Grundsaetzlich ist es aus Gruenden der wissenschaftlichen
Ueberpruefbarkeit geboten, dass alle wissenschaftlichen
Arbeiten im Internet ebenso dauerhaft zur Verfuegung stehen
wie gedruckte Publikationen. Dies ist bei der Auslegung
eines - nicht schriftlich fixierten - Einstellungsvertrags
und seiner Kuendigungsmoeglichkeiten zu beruecksichtigen.
Nicht selten liegen muendliche oder konkludent
abgeschlossene Rechtsgeschaefte vor, die
auslegungsbeduerftig sind. Siehe Schricker, UrhR § 31 Rz.
9f. Entscheidend ist der Vertragszweck, wobei die
Zweckuebertragungsregel meist fuer den Urheber streitet.
Ohne einen wichtigen Grund erscheint mir die Kuendigung
eines konkludent eingeraeumten Nutzungsrechtes nicht ohne
weiteres moeglich.
Trotzdem gilt:
Wer im Internet eine wissenschaftliche Arbeit zugaenglich
macht, sollte sich unbedingt in einem schriftlichen Vertrag
das Recht der dauerhaften Zugaenglichmachung einraeumen
lassen.
Die bei Hochschulschriftenservern ueblichen Vertraege, die
dem Autor den Rueckzug der Arbeit ermoeglichen, tragen den
grundlegenden Interessen der Wissenschaft nicht Rechnung.

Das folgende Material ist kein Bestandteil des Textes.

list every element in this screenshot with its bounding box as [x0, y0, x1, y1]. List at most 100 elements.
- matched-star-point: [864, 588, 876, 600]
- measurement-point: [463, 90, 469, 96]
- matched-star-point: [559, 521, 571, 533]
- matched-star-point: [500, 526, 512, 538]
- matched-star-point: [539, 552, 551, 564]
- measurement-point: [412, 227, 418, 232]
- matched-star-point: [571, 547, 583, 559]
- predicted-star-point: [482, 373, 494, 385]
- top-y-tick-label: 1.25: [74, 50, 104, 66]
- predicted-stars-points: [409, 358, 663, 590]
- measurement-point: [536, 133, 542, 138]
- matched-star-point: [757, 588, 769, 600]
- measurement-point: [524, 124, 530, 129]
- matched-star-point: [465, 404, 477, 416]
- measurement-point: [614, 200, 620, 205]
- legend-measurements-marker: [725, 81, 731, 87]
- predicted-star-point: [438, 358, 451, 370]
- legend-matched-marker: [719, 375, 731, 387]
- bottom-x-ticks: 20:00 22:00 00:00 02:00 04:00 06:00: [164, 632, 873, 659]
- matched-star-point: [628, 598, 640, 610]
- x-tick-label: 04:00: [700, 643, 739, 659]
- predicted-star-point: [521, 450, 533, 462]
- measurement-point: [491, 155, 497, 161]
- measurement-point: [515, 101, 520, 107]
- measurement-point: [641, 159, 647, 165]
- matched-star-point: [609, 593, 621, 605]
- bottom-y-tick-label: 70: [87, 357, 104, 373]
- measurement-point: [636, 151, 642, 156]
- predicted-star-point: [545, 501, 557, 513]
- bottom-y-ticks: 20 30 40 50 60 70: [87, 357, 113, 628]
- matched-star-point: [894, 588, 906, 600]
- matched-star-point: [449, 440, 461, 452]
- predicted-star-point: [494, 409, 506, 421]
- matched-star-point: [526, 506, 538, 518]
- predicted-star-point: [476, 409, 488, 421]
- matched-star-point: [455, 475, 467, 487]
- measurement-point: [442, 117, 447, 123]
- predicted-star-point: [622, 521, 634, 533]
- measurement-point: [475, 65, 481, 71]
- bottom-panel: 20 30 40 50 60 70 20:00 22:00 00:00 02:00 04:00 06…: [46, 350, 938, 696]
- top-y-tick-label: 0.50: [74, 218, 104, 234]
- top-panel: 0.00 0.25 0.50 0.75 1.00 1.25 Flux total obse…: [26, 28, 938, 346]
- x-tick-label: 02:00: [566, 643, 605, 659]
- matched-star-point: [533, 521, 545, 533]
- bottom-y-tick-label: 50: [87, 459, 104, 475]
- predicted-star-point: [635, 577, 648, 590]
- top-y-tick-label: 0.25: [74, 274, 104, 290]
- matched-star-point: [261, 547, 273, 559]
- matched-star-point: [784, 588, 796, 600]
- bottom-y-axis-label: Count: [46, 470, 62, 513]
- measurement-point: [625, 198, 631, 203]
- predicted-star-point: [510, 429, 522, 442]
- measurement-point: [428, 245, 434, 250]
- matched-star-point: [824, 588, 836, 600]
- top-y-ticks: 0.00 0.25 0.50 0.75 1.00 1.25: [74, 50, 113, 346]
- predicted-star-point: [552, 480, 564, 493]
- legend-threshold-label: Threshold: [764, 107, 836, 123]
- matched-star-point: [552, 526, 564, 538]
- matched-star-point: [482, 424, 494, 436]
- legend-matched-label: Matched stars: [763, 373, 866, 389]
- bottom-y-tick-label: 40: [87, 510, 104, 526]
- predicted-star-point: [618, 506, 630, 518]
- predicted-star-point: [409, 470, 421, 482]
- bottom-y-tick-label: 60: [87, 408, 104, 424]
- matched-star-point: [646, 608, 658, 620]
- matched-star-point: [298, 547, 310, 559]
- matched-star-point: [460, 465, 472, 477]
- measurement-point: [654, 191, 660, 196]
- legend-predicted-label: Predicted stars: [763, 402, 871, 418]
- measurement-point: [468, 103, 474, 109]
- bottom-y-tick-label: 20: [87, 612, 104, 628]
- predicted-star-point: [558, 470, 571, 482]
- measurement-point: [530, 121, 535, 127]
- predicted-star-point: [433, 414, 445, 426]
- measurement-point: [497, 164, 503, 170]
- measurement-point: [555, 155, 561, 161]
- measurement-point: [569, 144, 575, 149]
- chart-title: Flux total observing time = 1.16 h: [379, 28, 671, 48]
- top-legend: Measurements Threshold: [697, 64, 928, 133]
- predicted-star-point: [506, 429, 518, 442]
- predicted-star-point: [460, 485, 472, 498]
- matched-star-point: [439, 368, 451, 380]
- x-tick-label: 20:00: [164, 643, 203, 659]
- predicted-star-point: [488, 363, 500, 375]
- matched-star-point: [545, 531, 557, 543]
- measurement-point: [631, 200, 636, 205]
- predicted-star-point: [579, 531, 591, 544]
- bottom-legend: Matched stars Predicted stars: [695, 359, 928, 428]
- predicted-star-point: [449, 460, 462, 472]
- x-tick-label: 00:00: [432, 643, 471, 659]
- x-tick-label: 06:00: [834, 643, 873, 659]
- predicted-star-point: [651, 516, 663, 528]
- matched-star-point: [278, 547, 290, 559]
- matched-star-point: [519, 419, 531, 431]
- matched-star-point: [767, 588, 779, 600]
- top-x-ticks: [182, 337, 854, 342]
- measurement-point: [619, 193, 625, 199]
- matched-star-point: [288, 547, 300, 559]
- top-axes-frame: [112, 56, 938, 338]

Der Autor kann sich in Ausnahmefaellen auf sein Recht zum
Rueckruf wegen gewandelter Ueberzeugung (§ 42 UrhG) oder
auf sein Persoenlichkeitsrecht bzw. verletzte Rechte
Dritter berufen (wenn die Arbeit ein Plagiat ist,
Faelschungen enthaelt, strafrechtliche Beleidigungen usw.)
War die Veroeffentlichung von Anfang an rechtswidrig, wird
man in der Regel solche Zitate aus der Arbeit nicht
weiterverbreiten duerfen, die selbst Schoepfungshoehe
besitzen, was ich bei den Zitaten auf
http://www.zpid.de/index.php?wahl=news&uwahl=news117
bezweifle.
War die Veroeffentlichung rechtmaessig, wovon auszugehen
ist, besteht selbstverstaendlich kein Anspruch darauf, die
Spuren der Arbeit zu tilgen. Die Existenz der Arbeit, die
Tatsache ihrer Online-Veroeffentlichung, die
Internetadresse, Zitate aus der Arbeit duerfen nach wie vor
oeffentlich berichtet werden. Eine "Archivbereinigung" kann
generell nur in Ausnahmefaellen verlangt werden (z.B. bei
Rehabilitationsinteresse eines Straftaeters im
Presserecht).
Ausdruck und Einstellung der Arbeit in eine
Praesenzbibliothek halte ich fuer vereinbar mit § 53 UrhG,
was ich aber nicht ausfuehrlich begruenden moechte.
Wissenschaft beruht auf Ueberpruefbarkeit. Das muss auch im
Online-Bereich gelten, und es gilt, dreisten
Zensur-Versuchen von Autoren entgegenzutreten.